The research uncovered a number of reasons why households’ personal finances are in disorder. These include that they are not following best practices and not adjusting their behaviour towards these best practices, namely:

  • Do adequate financial planning, starting with a budget – 68% of households don’t have a financial plan and 10% don’t have any form of a budget. If you don’t know how, start with research on the internet or ask a financial expert to assist;
  • Be aware of what your household can afford and don’t live beyond that as it will certainly come back to haunt you;
  • Ensure that your financial plan includes objectives such as protecting you against unexpected shocks or emergencies as the unexpected always happen. Only 18% of the households indicated that they will be able to cope when an unexpected shock of R20 000 hits them, while only 17% had a financial plan with multiple objectives;
  • Ensure you are saving sufficiently for retirement and that this is part of the objectives in your financial plan. If you don’t know how to do this, make use of a financial advisor or expert to assist. Only 16.5% of households indicated that they save sufficiently for retirement;
  • Don't borrow money you can’t afford to repay. Your budget should assist you in determining how much you can repay and from there you can determine the maximum amount you can borrow. Too much debt is one of the main causes of financial unwell-ness as it inhibits you from optimising your resources and capabilities and as such prevents you to save sufficiently for retirement or insure yourself against unexpected expenses;
  • Always have a will ready and up to date. Should something unexpected happen to you, your legacy to your family or community will be lost without a proper will. Only 17.4% of households indicated that they have a will;
  • Actively manage your budget, expenses and financial plan as circumstances change frequently. Adjust your behaviour to these changes and don’t hope for things to change. Rather take control of the situation than allowing it to control you;
  • Show you care and take responsibility for your and your family's health. Being unhealthy can contribute to large medical expenses, which in turn can cause negative entropy and financial stress. In addition, by following the best practices will reduce your financial stress and have a positive impact on your health.
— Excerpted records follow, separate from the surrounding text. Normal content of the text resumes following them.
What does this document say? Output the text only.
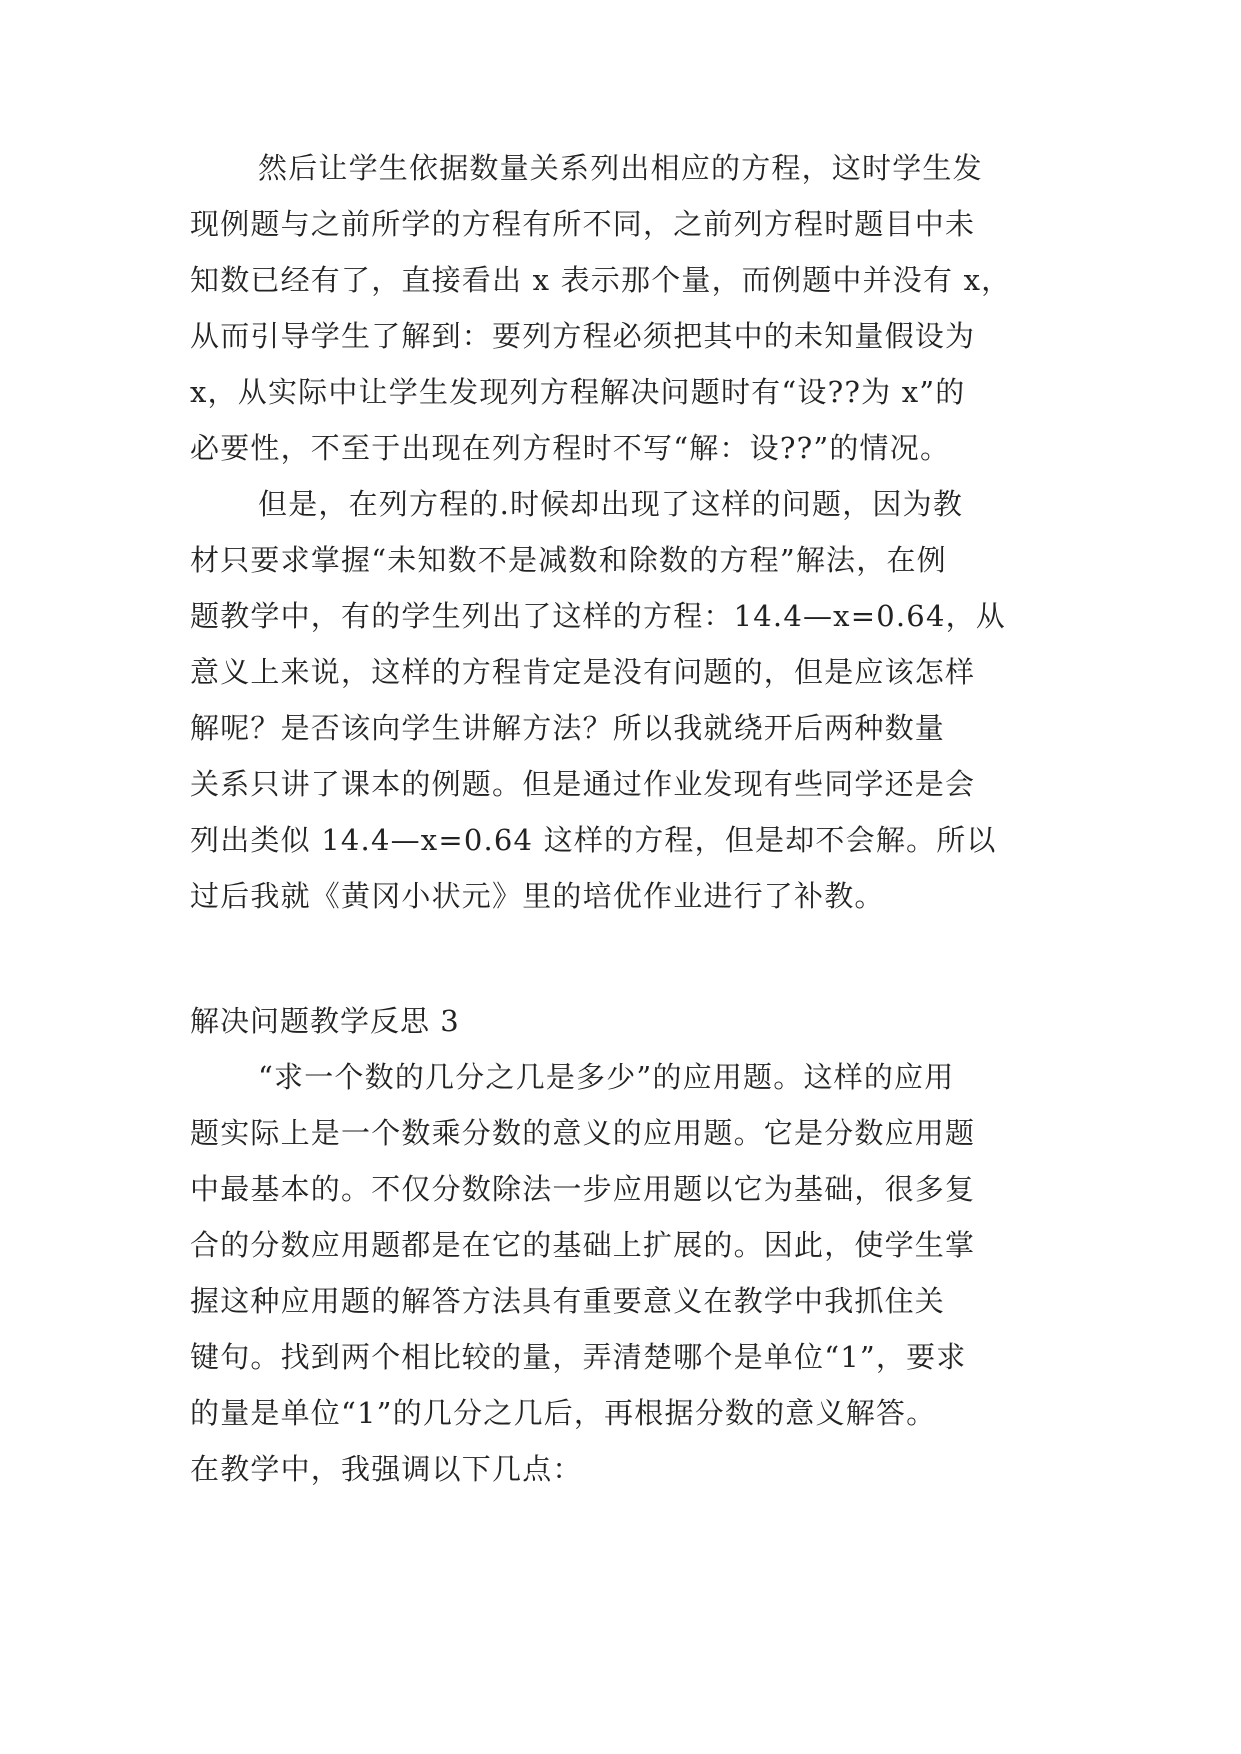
然后让学生依据数量关系列出相应的方程，这时学生发
现例题与之前所学的方程有所不同，之前列方程时题目中未
知数已经有了，直接看出 x 表示那个量，而例题中并没有 x，
从而引导学生了解到：要列方程必须把其中的未知量假设为
x，从实际中让学生发现列方程解决问题时有“设??为 x”的
必要性，不至于出现在列方程时不写“解：设??”的情况。
但是，在列方程的.时候却出现了这样的问题，因为教
材只要求掌握“未知数不是减数和除数的方程”解法，在例
题教学中，有的学生列出了这样的方程：14.4—x=0.64，从
意义上来说，这样的方程肯定是没有问题的，但是应该怎样
解呢？是否该向学生讲解方法？所以我就绕开后两种数量
关系只讲了课本的例题。但是通过作业发现有些同学还是会
列出类似 14.4—x=0.64 这样的方程，但是却不会解。所以
过后我就《黄冈小状元》里的培优作业进行了补教。
解决问题教学反思 3
“求一个数的几分之几是多少”的应用题。这样的应用
题实际上是一个数乘分数的意义的应用题。它是分数应用题
中最基本的。不仅分数除法一步应用题以它为基础，很多复
合的分数应用题都是在它的基础上扩展的。因此，使学生掌
握这种应用题的解答方法具有重要意义在教学中我抓住关
键句。找到两个相比较的量，弄清楚哪个是单位“1”，要求
的量是单位“1”的几分之几后，再根据分数的意义解答。
在教学中，我强调以下几点：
  • Build a social support structure that can assist in times of need;
  • Make time for financial wellness – if you don’t allocate time towards planning and managing your finances, it won’t make time for you.

To conclude, the research found a strong correlation of 0.94 between the Financial Wellness score and economic growth. This indicates that more Financially Well households are needed for stronger economic growth. Given the negative entropy uncovered in the research it means that households will - by following best practices - not only improve their own situation, but also those of other households and as such contribute to a better economic environment and growth rate.